After a number of years of spiritual seeking, practicing meditations, and performing a variety of ascetic disciplines, he still hadn't found the truth that he sought. Then he remembered the incident from his childhood when he had sat under the rose apple tree. He recalled the simple and direct experience of alert wakefulness, the glimpse of brilliant sanity. He realized that he was going about things in the wrong way. Instead of starving himself, treating his body harshly, and trying to manipulate his state of mind, he realized that what he needed to do was simply to sit down with himself and see what he discovered.
He accepted an offering of a sort of sweet yogurt drink and made himself a seat of kusha grass. Both the delicious drink and the soft grass were in contrast with the strict disciplines he'd been practicing. Then, he sat down and vowed to stay there until he saw what was true for himself. The story goes on to describe how he was tempted by various "demons" who represented the habitual patterns of distracted mind. Finally, though, he realized his brilliant sanity for himself. In addition, he saw how he and others lose touch with the truth of that inherent natural wisdom and create suffering for ourselves and others.

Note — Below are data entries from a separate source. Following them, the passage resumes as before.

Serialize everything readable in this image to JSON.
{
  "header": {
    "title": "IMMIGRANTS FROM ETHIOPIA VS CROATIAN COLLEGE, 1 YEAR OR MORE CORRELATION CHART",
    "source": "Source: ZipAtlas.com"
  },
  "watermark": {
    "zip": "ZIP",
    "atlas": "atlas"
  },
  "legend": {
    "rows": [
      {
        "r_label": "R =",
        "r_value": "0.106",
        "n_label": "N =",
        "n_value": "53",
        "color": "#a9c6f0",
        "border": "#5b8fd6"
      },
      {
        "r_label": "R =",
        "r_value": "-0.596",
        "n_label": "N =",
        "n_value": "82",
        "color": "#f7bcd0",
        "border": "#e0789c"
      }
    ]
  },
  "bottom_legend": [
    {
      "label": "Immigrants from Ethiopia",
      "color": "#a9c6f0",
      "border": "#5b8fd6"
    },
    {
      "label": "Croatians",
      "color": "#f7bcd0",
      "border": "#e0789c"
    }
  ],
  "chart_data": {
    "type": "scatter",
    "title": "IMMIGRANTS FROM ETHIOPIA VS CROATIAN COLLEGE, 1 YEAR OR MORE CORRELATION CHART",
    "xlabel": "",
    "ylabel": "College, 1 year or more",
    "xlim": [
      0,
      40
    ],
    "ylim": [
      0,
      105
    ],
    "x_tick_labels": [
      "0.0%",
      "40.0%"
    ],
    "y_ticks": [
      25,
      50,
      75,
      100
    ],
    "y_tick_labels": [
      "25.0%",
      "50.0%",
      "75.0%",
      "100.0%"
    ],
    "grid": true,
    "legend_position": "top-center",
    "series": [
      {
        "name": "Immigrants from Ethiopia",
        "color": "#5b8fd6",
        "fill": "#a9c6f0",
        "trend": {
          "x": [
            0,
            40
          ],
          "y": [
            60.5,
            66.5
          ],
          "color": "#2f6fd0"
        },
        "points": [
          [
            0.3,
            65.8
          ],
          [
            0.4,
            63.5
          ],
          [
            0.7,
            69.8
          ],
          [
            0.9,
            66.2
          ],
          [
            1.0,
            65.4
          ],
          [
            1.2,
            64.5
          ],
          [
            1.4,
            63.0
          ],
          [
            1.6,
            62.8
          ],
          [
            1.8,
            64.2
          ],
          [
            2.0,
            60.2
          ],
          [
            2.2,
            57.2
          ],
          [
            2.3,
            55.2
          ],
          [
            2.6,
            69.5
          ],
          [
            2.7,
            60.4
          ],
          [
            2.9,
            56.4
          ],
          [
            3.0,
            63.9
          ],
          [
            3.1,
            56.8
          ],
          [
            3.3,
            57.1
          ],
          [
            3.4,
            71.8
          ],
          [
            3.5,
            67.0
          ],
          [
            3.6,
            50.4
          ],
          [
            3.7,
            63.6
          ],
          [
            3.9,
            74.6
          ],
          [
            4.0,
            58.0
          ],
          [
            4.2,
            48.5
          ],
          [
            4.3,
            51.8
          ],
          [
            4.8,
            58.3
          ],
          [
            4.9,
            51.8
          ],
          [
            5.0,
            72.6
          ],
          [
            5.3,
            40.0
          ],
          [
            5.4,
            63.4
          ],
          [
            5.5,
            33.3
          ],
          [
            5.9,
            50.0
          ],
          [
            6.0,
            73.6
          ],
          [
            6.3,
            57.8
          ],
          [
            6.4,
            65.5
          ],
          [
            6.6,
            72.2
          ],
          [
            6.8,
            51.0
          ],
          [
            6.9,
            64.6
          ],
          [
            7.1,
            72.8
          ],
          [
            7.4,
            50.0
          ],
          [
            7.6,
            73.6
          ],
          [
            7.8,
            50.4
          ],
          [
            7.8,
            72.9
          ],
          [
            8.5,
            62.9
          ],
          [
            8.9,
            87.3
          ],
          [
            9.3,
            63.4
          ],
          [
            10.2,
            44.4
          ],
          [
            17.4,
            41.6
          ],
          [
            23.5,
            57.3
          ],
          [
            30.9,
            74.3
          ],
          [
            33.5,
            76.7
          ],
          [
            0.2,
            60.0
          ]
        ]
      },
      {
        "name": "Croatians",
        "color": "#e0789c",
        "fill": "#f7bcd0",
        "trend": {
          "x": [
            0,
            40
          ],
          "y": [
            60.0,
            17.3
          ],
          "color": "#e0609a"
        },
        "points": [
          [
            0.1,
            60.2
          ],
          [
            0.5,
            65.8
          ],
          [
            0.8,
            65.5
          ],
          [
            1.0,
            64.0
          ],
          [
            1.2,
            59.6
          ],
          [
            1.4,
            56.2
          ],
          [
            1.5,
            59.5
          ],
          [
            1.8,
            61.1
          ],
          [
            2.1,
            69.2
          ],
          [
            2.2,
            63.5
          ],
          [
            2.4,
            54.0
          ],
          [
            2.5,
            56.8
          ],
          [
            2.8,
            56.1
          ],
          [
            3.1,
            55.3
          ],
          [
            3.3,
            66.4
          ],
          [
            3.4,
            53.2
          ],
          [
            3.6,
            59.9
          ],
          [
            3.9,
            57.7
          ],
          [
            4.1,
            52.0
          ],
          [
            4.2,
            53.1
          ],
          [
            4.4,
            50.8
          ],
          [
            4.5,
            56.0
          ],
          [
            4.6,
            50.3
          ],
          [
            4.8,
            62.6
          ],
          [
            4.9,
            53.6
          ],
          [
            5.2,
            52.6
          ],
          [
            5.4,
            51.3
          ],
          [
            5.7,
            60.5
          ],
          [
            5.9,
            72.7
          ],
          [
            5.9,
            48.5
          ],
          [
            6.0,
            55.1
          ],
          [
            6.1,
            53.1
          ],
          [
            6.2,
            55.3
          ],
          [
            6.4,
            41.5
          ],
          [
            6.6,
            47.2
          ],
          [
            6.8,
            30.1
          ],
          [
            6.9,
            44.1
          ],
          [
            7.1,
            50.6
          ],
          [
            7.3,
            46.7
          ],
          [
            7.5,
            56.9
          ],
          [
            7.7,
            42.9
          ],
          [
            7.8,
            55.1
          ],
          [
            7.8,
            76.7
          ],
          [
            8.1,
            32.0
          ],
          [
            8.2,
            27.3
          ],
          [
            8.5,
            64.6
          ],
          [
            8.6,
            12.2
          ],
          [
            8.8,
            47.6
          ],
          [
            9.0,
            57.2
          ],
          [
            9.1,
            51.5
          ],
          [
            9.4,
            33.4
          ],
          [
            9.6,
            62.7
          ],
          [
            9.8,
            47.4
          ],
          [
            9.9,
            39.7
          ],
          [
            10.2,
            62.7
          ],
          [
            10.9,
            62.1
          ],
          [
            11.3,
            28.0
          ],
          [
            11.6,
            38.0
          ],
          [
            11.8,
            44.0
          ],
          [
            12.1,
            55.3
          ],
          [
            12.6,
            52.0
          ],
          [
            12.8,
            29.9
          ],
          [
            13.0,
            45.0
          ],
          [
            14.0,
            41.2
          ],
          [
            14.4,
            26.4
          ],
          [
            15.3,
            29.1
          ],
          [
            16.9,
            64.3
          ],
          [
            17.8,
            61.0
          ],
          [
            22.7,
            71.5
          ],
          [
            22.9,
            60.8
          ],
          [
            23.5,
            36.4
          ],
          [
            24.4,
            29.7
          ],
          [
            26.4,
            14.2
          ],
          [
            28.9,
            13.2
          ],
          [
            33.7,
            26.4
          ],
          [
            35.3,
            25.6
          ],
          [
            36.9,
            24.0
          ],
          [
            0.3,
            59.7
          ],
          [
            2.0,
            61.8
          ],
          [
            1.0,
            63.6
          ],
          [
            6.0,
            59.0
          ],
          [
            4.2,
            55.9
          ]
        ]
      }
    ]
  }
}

At that point, the prince became "the Buddha," "the awakened one." He had woken up to the brilliant sanity that he had always had. The Buddha began a long life of teaching what he had discovered. He taught the poor and the rich, men and women. He taught that we have to look into ourselves to discover the truth of who we are and how to relieve our suffering. All of us, he taught, have the same awakened nature; all of us are potential Buddhas.
Having lived in the luxury of the palace and in the harsh extremes of asceticism he was able to say, from his own experience, that neither extreme leads to "waking up" from the dream of our confusion about who and what we are. His teaching became known as the "middle way."
Contemplative Psychotherapists follow the example of the Buddha by beginning our training with looking into our own experience before we try to help others look into their own. In our work with ourselves and also with our clients, we follow the idea of the middle way: instead of falling either into the extreme of indulging in distraction and entertainment or the extreme of self-aggression or unkindness, we look for a path that is characterized by curiosity, gentleness, and finding out for ourselves. In that way, we may the discover brilliant sanity that is already ours.